When you wait until the eve of the opening day of Alabama Legislature's regular session to write about it, all the obvious analogies have been taken.
One news outlet used the old Yogi Berra line to describe the coming session: "It's like deja vu all over again." Overused, but sadly accurate, with the Legislature returning today to face much the same issues it has faced in recent years -- a General Fund budget that is woefully short of funds, Medicaid and prison officials seeking additional funding, and discussions of a possible state lottery. Even having a legislative leader facing legal troubles is not at all unusual.
Another news organization conjured up the movie "Groundhog Day" for a comparison to the coming session. That's the one where actor Bill Murray's character wakes up to face the same situation, over and over, day after day. But I'm not sure this analogy holds up, because Murray's character eventually adapts and manages to break the cycle. There are few signs if the characters in the Legislature can do the same.

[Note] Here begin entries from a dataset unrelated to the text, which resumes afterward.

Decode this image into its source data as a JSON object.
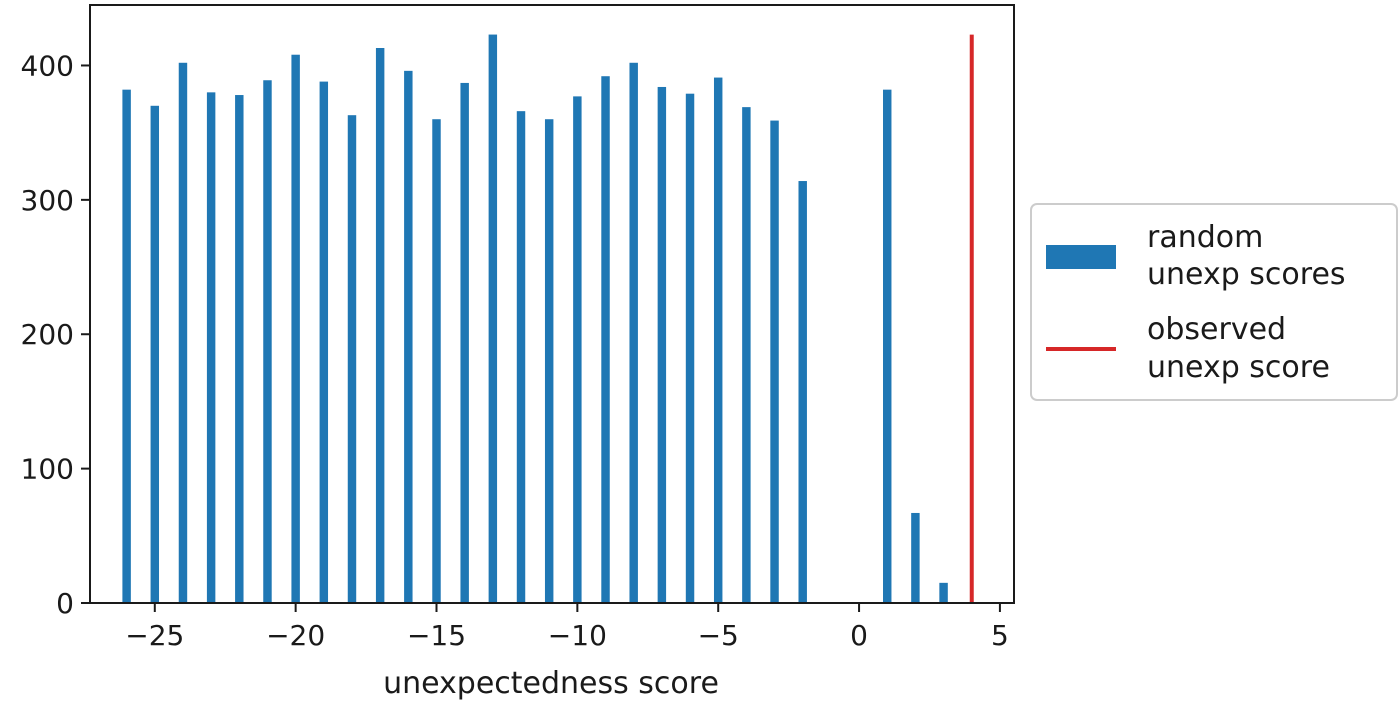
{
  "chart_data": {
    "type": "bar",
    "title": "",
    "xlabel": "unexpectedness score",
    "ylabel": "",
    "xlim": [
      -27.3,
      5.5
    ],
    "ylim": [
      0,
      445
    ],
    "grid": false,
    "legend_position": "outside-right",
    "x_ticks": [
      -25,
      -20,
      -15,
      -10,
      -5,
      0,
      5
    ],
    "x_tick_labels": [
      "−25",
      "−20",
      "−15",
      "−10",
      "−5",
      "0",
      "5"
    ],
    "y_ticks": [
      0,
      100,
      200,
      300,
      400
    ],
    "y_tick_labels": [
      "0",
      "100",
      "200",
      "300",
      "400"
    ],
    "series": [
      {
        "kind": "bar",
        "color": "#1f77b4",
        "legend_lines": [
          "random",
          "unexp scores"
        ],
        "bar_width": 0.3,
        "x": [
          -26,
          -25,
          -24,
          -23,
          -22,
          -21,
          -20,
          -19,
          -18,
          -17,
          -16,
          -15,
          -14,
          -13,
          -12,
          -11,
          -10,
          -9,
          -8,
          -7,
          -6,
          -5,
          -4,
          -3,
          -2,
          1,
          2,
          3
        ],
        "values": [
          382,
          370,
          402,
          380,
          378,
          389,
          408,
          388,
          363,
          413,
          396,
          360,
          387,
          423,
          366,
          360,
          377,
          392,
          402,
          384,
          379,
          391,
          369,
          359,
          314,
          382,
          67,
          15
        ]
      },
      {
        "kind": "vline",
        "color": "#d62728",
        "legend_lines": [
          "observed",
          "unexp score"
        ],
        "x": 4,
        "y_top": 423
      }
    ]
  }
}
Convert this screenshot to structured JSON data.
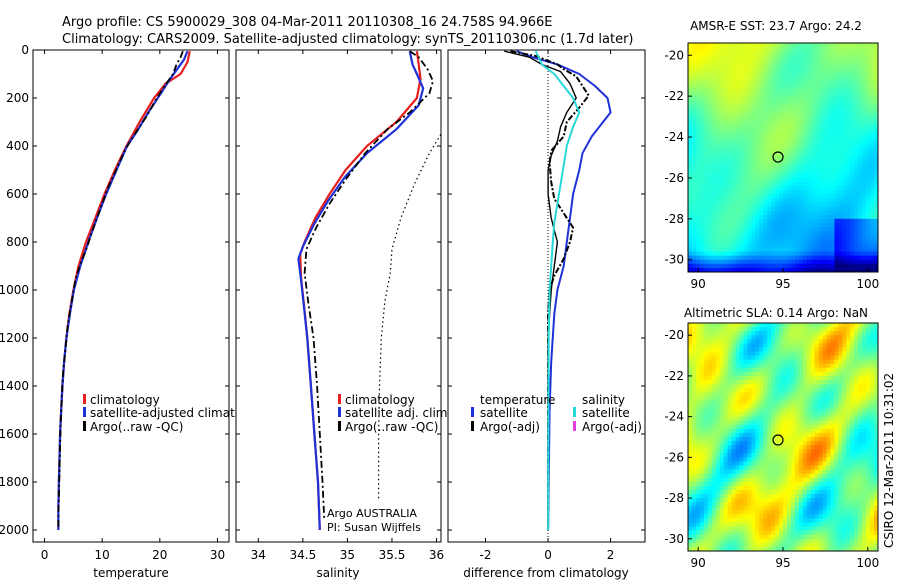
{
  "figure": {
    "title_line1": "Argo profile: CS 5900029_308 04-Mar-2011 20110308_16 24.758S 94.966E",
    "title_line2": "Climatology: CARS2009. Satellite-adjusted climatology: synTS_20110306.nc (1.7d later)",
    "side_label": "CSIRO 12-Mar-2011 10:31:02"
  },
  "colors": {
    "climatology": "#e8201e",
    "satellite": "#1e32d8",
    "argo": "#000000",
    "salinity_satellite": "#28d8d8",
    "salinity_argo": "#e040e0"
  },
  "chart_data": [
    {
      "type": "line",
      "id": "temperature",
      "xlabel": "temperature",
      "xlim": [
        -2,
        32
      ],
      "ylim": [
        2050,
        0
      ],
      "xticks": [
        0,
        10,
        20,
        30
      ],
      "yticks": [
        0,
        200,
        400,
        600,
        800,
        1000,
        1200,
        1400,
        1600,
        1800,
        2000
      ],
      "legend": [
        "climatology",
        "satellite-adjusted climatolo",
        "Argo(..raw -QC)"
      ],
      "series": [
        {
          "name": "climatology",
          "color": "#e8201e",
          "width": 2.2,
          "dash": "",
          "points": [
            [
              25.2,
              5
            ],
            [
              24.8,
              50
            ],
            [
              23.6,
              100
            ],
            [
              21.0,
              140
            ],
            [
              19.0,
              200
            ],
            [
              16.5,
              300
            ],
            [
              14.2,
              400
            ],
            [
              12.2,
              500
            ],
            [
              10.4,
              600
            ],
            [
              8.8,
              700
            ],
            [
              7.2,
              800
            ],
            [
              5.9,
              900
            ],
            [
              5.0,
              1000
            ],
            [
              4.3,
              1100
            ],
            [
              3.8,
              1200
            ],
            [
              3.4,
              1300
            ],
            [
              3.1,
              1400
            ],
            [
              2.9,
              1500
            ],
            [
              2.7,
              1600
            ],
            [
              2.6,
              1700
            ],
            [
              2.5,
              1800
            ],
            [
              2.4,
              1900
            ],
            [
              2.4,
              2000
            ]
          ]
        },
        {
          "name": "satellite-adjusted climatolo",
          "color": "#1e32d8",
          "width": 2.2,
          "dash": "",
          "points": [
            [
              24.8,
              5
            ],
            [
              24.2,
              40
            ],
            [
              23.0,
              80
            ],
            [
              21.8,
              120
            ],
            [
              20.2,
              180
            ],
            [
              18.0,
              260
            ],
            [
              16.0,
              340
            ],
            [
              14.3,
              400
            ],
            [
              12.5,
              500
            ],
            [
              10.7,
              600
            ],
            [
              9.1,
              700
            ],
            [
              7.6,
              800
            ],
            [
              6.2,
              900
            ],
            [
              5.1,
              1000
            ],
            [
              4.4,
              1100
            ],
            [
              3.8,
              1200
            ],
            [
              3.4,
              1300
            ],
            [
              3.1,
              1400
            ],
            [
              2.9,
              1500
            ],
            [
              2.7,
              1600
            ],
            [
              2.6,
              1700
            ],
            [
              2.5,
              1800
            ],
            [
              2.4,
              1900
            ],
            [
              2.4,
              2000
            ]
          ]
        },
        {
          "name": "Argo(..raw -QC)",
          "color": "#000000",
          "width": 1.8,
          "dash": "7,3,2,3",
          "points": [
            [
              24.0,
              5
            ],
            [
              23.6,
              30
            ],
            [
              22.9,
              60
            ],
            [
              22.3,
              100
            ],
            [
              21.1,
              140
            ],
            [
              19.5,
              200
            ],
            [
              17.6,
              280
            ],
            [
              15.4,
              360
            ],
            [
              13.9,
              420
            ],
            [
              12.4,
              500
            ],
            [
              10.9,
              580
            ],
            [
              9.4,
              680
            ],
            [
              8.2,
              760
            ],
            [
              7.4,
              820
            ],
            [
              6.4,
              880
            ],
            [
              5.4,
              950
            ],
            [
              4.7,
              1050
            ],
            [
              4.0,
              1150
            ],
            [
              3.6,
              1250
            ],
            [
              3.2,
              1350
            ],
            [
              3.0,
              1450
            ],
            [
              2.8,
              1550
            ],
            [
              2.7,
              1650
            ],
            [
              2.6,
              1750
            ],
            [
              2.5,
              1850
            ],
            [
              2.4,
              1950
            ],
            [
              2.4,
              2000
            ]
          ]
        }
      ]
    },
    {
      "type": "line",
      "id": "salinity",
      "xlabel": "salinity",
      "xlim": [
        33.75,
        36.05
      ],
      "ylim": [
        2050,
        0
      ],
      "xticks": [
        34,
        34.5,
        35,
        35.5,
        36
      ],
      "legend": [
        "climatology",
        "satellite adj. clim.",
        "Argo(..raw -QC)"
      ],
      "annotation": [
        "Argo AUSTRALIA",
        "PI: Susan Wijffels"
      ],
      "series": [
        {
          "name": "climatology",
          "color": "#e8201e",
          "width": 2.2,
          "dash": "",
          "points": [
            [
              35.78,
              5
            ],
            [
              35.8,
              60
            ],
            [
              35.82,
              120
            ],
            [
              35.78,
              200
            ],
            [
              35.55,
              300
            ],
            [
              35.22,
              400
            ],
            [
              34.98,
              500
            ],
            [
              34.8,
              600
            ],
            [
              34.64,
              700
            ],
            [
              34.52,
              800
            ],
            [
              34.47,
              850
            ],
            [
              34.48,
              950
            ],
            [
              34.51,
              1050
            ],
            [
              34.55,
              1200
            ],
            [
              34.59,
              1400
            ],
            [
              34.63,
              1600
            ],
            [
              34.67,
              1800
            ],
            [
              34.69,
              2000
            ]
          ]
        },
        {
          "name": "satellite adj. clim.",
          "color": "#1e32d8",
          "width": 2.2,
          "dash": "",
          "points": [
            [
              35.7,
              5
            ],
            [
              35.73,
              60
            ],
            [
              35.78,
              100
            ],
            [
              35.85,
              160
            ],
            [
              35.8,
              230
            ],
            [
              35.55,
              330
            ],
            [
              35.22,
              430
            ],
            [
              34.97,
              530
            ],
            [
              34.78,
              630
            ],
            [
              34.62,
              730
            ],
            [
              34.5,
              820
            ],
            [
              34.45,
              870
            ],
            [
              34.48,
              960
            ],
            [
              34.51,
              1060
            ],
            [
              34.55,
              1200
            ],
            [
              34.59,
              1400
            ],
            [
              34.63,
              1600
            ],
            [
              34.67,
              1800
            ],
            [
              34.69,
              2000
            ]
          ]
        },
        {
          "name": "Argo(..raw -QC)",
          "color": "#000000",
          "width": 1.8,
          "dash": "7,3,2,3",
          "points": [
            [
              35.7,
              5
            ],
            [
              35.8,
              30
            ],
            [
              35.9,
              80
            ],
            [
              35.96,
              130
            ],
            [
              35.92,
              180
            ],
            [
              35.7,
              260
            ],
            [
              35.45,
              330
            ],
            [
              35.2,
              430
            ],
            [
              34.98,
              540
            ],
            [
              34.8,
              640
            ],
            [
              34.65,
              740
            ],
            [
              34.54,
              830
            ],
            [
              34.52,
              930
            ],
            [
              34.56,
              1050
            ],
            [
              34.62,
              1200
            ],
            [
              34.66,
              1400
            ],
            [
              34.69,
              1600
            ],
            [
              34.72,
              1800
            ],
            [
              34.74,
              1950
            ]
          ]
        },
        {
          "name": "",
          "color": "#000000",
          "width": 1.2,
          "dash": "1.5,3",
          "points": [
            [
              36.1,
              320
            ],
            [
              35.92,
              430
            ],
            [
              35.75,
              560
            ],
            [
              35.6,
              700
            ],
            [
              35.5,
              830
            ],
            [
              35.48,
              930
            ],
            [
              35.42,
              1050
            ],
            [
              35.38,
              1200
            ],
            [
              35.36,
              1400
            ],
            [
              35.35,
              1600
            ],
            [
              35.35,
              1800
            ],
            [
              35.35,
              1880
            ]
          ]
        }
      ]
    },
    {
      "type": "line",
      "id": "difference",
      "xlabel": "difference from climatology",
      "xlim": [
        -3.2,
        3.1
      ],
      "ylim": [
        2050,
        0
      ],
      "xticks": [
        -2,
        0,
        2
      ],
      "legend_temperature": {
        "heading": "temperature",
        "items": [
          "satellite",
          "Argo(-adj)"
        ]
      },
      "legend_salinity": {
        "heading": "salinity",
        "items": [
          "satellite",
          "Argo(-adj)"
        ]
      },
      "series": [
        {
          "name": "satellite",
          "color": "#1e32d8",
          "width": 2.0,
          "dash": "",
          "points": [
            [
              -1.0,
              5
            ],
            [
              -0.5,
              30
            ],
            [
              0.3,
              60
            ],
            [
              1.0,
              100
            ],
            [
              1.5,
              150
            ],
            [
              1.9,
              200
            ],
            [
              2.0,
              260
            ],
            [
              1.7,
              310
            ],
            [
              1.4,
              360
            ],
            [
              1.1,
              430
            ],
            [
              1.0,
              500
            ],
            [
              0.8,
              600
            ],
            [
              0.7,
              700
            ],
            [
              0.6,
              800
            ],
            [
              0.5,
              900
            ],
            [
              0.3,
              1000
            ],
            [
              0.2,
              1100
            ],
            [
              0.1,
              1300
            ],
            [
              0.05,
              1500
            ],
            [
              0.03,
              1700
            ],
            [
              0.0,
              2000
            ]
          ]
        },
        {
          "name": "Argo(-adj)",
          "color": "#000000",
          "width": 2.0,
          "dash": "6,2,2,2",
          "points": [
            [
              -1.2,
              5
            ],
            [
              -0.4,
              25
            ],
            [
              0.3,
              60
            ],
            [
              0.5,
              80
            ],
            [
              0.9,
              110
            ],
            [
              1.1,
              150
            ],
            [
              1.3,
              190
            ],
            [
              1.0,
              240
            ],
            [
              0.6,
              300
            ],
            [
              0.5,
              360
            ],
            [
              0.1,
              420
            ],
            [
              0.05,
              470
            ],
            [
              0.1,
              550
            ],
            [
              0.2,
              620
            ],
            [
              0.5,
              680
            ],
            [
              0.8,
              740
            ],
            [
              0.7,
              800
            ],
            [
              0.5,
              870
            ],
            [
              0.2,
              940
            ],
            [
              0.05,
              1000
            ],
            [
              0.0,
              1100
            ],
            [
              0.0,
              1300
            ],
            [
              0.0,
              1600
            ],
            [
              0.0,
              2000
            ]
          ]
        },
        {
          "name": "Argo(-adj)",
          "color": "#000000",
          "width": 1.4,
          "dash": "",
          "points": [
            [
              -1.4,
              5
            ],
            [
              -0.6,
              30
            ],
            [
              -0.2,
              60
            ],
            [
              0.4,
              90
            ],
            [
              0.7,
              140
            ],
            [
              0.9,
              200
            ],
            [
              0.6,
              260
            ],
            [
              0.4,
              320
            ],
            [
              0.3,
              380
            ],
            [
              0.1,
              440
            ],
            [
              0.0,
              500
            ],
            [
              0.0,
              600
            ],
            [
              0.1,
              700
            ],
            [
              0.3,
              800
            ],
            [
              0.2,
              900
            ],
            [
              0.1,
              1000
            ],
            [
              0.0,
              1200
            ],
            [
              0.0,
              2000
            ]
          ]
        },
        {
          "name": "satellite",
          "color": "#28d8d8",
          "width": 2.0,
          "dash": "",
          "points": [
            [
              -0.4,
              5
            ],
            [
              -0.3,
              30
            ],
            [
              -0.2,
              60
            ],
            [
              0.2,
              100
            ],
            [
              0.5,
              150
            ],
            [
              0.8,
              200
            ],
            [
              1.0,
              260
            ],
            [
              0.8,
              320
            ],
            [
              0.6,
              400
            ],
            [
              0.5,
              480
            ],
            [
              0.4,
              560
            ],
            [
              0.3,
              640
            ],
            [
              0.2,
              720
            ],
            [
              0.15,
              800
            ],
            [
              0.1,
              900
            ],
            [
              0.05,
              1000
            ],
            [
              0.02,
              1200
            ],
            [
              0.01,
              1600
            ],
            [
              0.0,
              2000
            ]
          ]
        }
      ]
    },
    {
      "type": "heatmap",
      "id": "sst_map",
      "title": "AMSR-E SST: 23.7 Argo: 24.2",
      "xlim": [
        89.4,
        100.6
      ],
      "ylim": [
        -30.6,
        -19.4
      ],
      "xticks": [
        90,
        95,
        100
      ],
      "yticks": [
        -20,
        -22,
        -24,
        -26,
        -28,
        -30
      ],
      "marker": [
        95.0,
        -24.76
      ]
    },
    {
      "type": "heatmap",
      "id": "sla_map",
      "title": "Altimetric SLA: 0.14 Argo: NaN",
      "xlim": [
        89.4,
        100.6
      ],
      "ylim": [
        -30.6,
        -19.4
      ],
      "xticks": [
        90,
        95,
        100
      ],
      "yticks": [
        -20,
        -22,
        -24,
        -26,
        -28,
        -30
      ],
      "marker": [
        95.0,
        -24.76
      ]
    }
  ]
}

But there is no denying that the coverage of the session sounds all too familiar. The key issue is money -- the lack of it, the need for it, where to get it, and the likelihood that new money is not likely to be available.
Once again, legislators who are unwilling to raise new revenues face a tough task in balancing the state's General Fund budget, which covers most of the non-education functions of government.
Last year the Legislature managed to adopt a General Fund budget, but not in the regular session. It took two special sessions to adopt a budget that cut more than 4 percent from the General Fund, but protected funding for some programs, such as Medicaid and prisons.
But Medicaid officials say they need more funding to keep essential programs afloat, and a prison reform plan that lawmakers passed last year needs to be funded to be implemented.
So far, the only real proposal to address a revenue shortage is putting a state lottery on the ballot. While that would generate revenue down the road, a lottery would require a vote of the people to be implemented, and a lottery program would have to be developed. So it is not going to be a solution for the coming fiscal year's budget, which would go into effect Oct. 1.
Also, many lottery proponents would like to see the revenue used for college scholarships, which means it would have little or no impact on the General Fund budget.
Interestingly, pro-gambling lobbies are perhaps the biggest roadblock to getting a lottery on the ballot so the public can choose. Casino interests do not want to see a lottery bill approved unless it is tied to an expansion of casino gambling in the state.
With legislators shying away from tax increases to address budget problems (there were minor increases last year, but nothing that will have much lasting impact), you might think that lawmakers are responding to overwhelming opposition from their constituents to avoid tax hikes.
But new polling by the respected and independent Public Affairs Research Council of Alabama suggests that Alabamians may not be as opposed to reasonable and modest tax increases for certain purposes as some legislators would have the public believe.
The PARCA poll shows that a majority of Alabamians believe that education (69 percent), health care (64 percent), and public safety (54 percent) in the state are not adequately funded.
In addition, a majority of respondents said they would be willing to pay more in taxes to avoid cuts in education (57 percent) and in health care (58 percent), but not in public safety (47 percent).
In addition, 54 percent said the state needs more revenue to support state services.
Asked how to get that revenue, a majority (56 percent) supported making the state's income tax more progressive so that high-income individuals would pay more taxes. Several other tax measures received substantial but not majority support.
Clearly there is some backing from the public -- maybe not fat-cat campaign donors, but the general public -- for the Legislature to address the long-term budget woes the state faces.
Which brings me back to the comparison of the Legislature to the movie "Groundhog Day." In it, the Bill Murray character eventually was able to break out of the seemingly endless repetition of his existence through love. But I don't think even love has a chance to rescue the Legislature from its repetitive budget woes.
But one thing could do it -- courage, and not even physical courage, but political courage -- the courage to do what is needed without first and foremost worrying about one's political future.
Sadly, such courage is a rare commodity in Alabama politicians these days.